The Government first expressed its intent to offload its minority stake in the power company in 2017.

There have been no disclosures about the structure of the transaction.To qualify for listing, companies must offer at least 20 per cent of their equity to the market for subscription. Jamaica’s holding in JPS falls just shy of that floor.

Additionally, the State does not control the utility, which is majority owned and operated by Marubeni Corporation of Japan and Korea East West Power of South Korea, each with a 40 per cent stake.

The Development Bank of Jamaica, DBJ, has said that the determination of the structure of the transaction would include discussions with the two majority owners. DBJ is the Government’s divestment agent, but it is also a joint holder of the State’s JPS holdings along with the Accountant General’s Department.

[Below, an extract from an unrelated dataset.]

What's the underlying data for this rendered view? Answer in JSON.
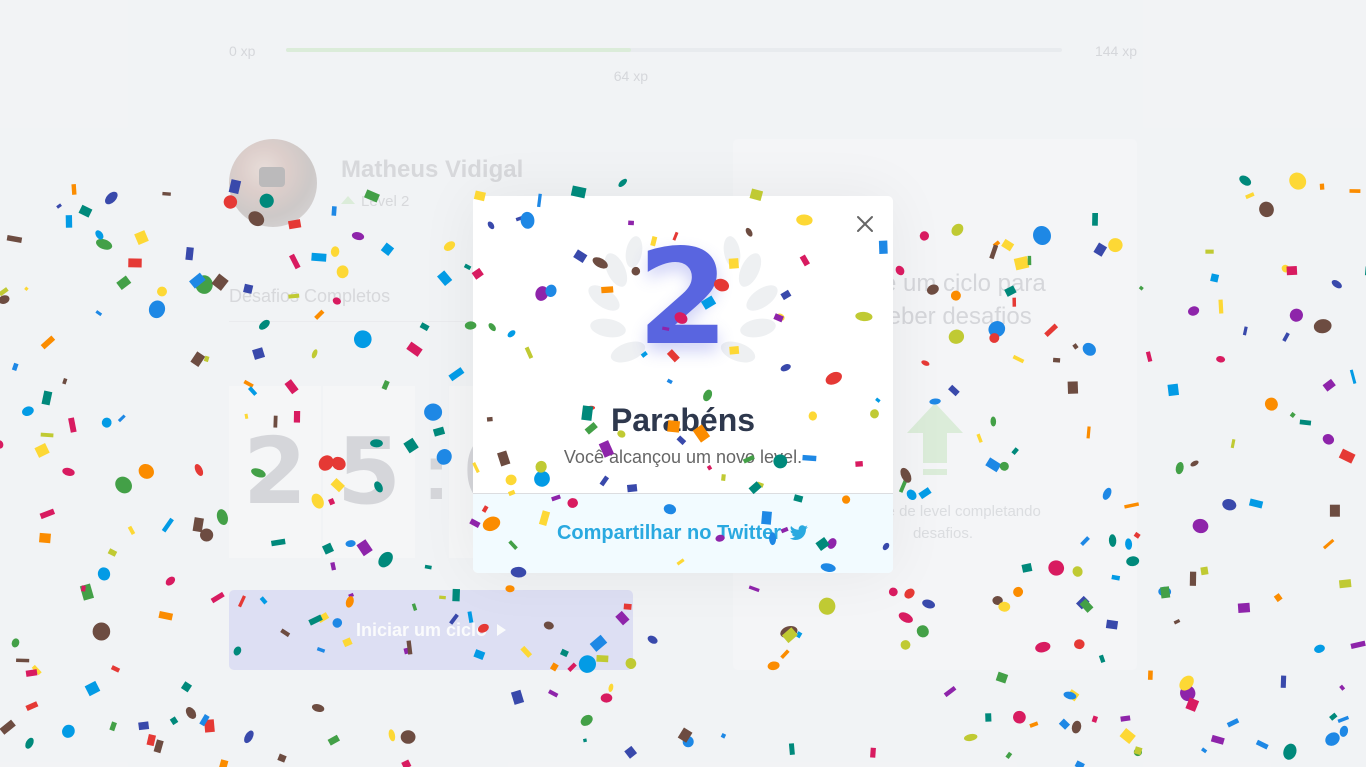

On Thursday, DBJ Managing Director Milverton Reynolds said they were not yet at the stage to make a final determination on the structure of the divestment, which requires sign-off from the Cabinet.

Prospectively, the Government could fold its 19.9 per cent of JPS into a holding company, a special-purpose vehicle, and list that vehicle, giving investors indirect ownership in the utility.

“Again, this will be a new day in Jamaica,” said the finance minister of the pending transaction.

“Up until recent times, major infrastructure assets in Jamaica have been owned and operated by foreign partners, and there was a time and place for that. But one can, at the same time, recognise that Jamaicans have not been able to participate in the phenomenal gains that have accrued to those who have invested in energy over the past 25 years,” he said at the conference.

The Government is also preparing to divest the Jamaica Mortgage Bank (JMB) via the market, which will happen “later in the fiscal year,” said Clarke.

He noted that the JMB had been set up as a specialist provider of financing to developers and others in the commercial real estate market and while there was a time, during the period of economic instability, that Jamaica needed the Government to intervene by owning a financial services firm that specialised the financing of mortgages.

“In this time that is characterised by stability, hard-earned and elusive stability, in this environment there is no need for the Government to earn an asset such as the Jamaica Mortgage Bank and we are going to turn that over to the Jamaican public via the JSE,” he said.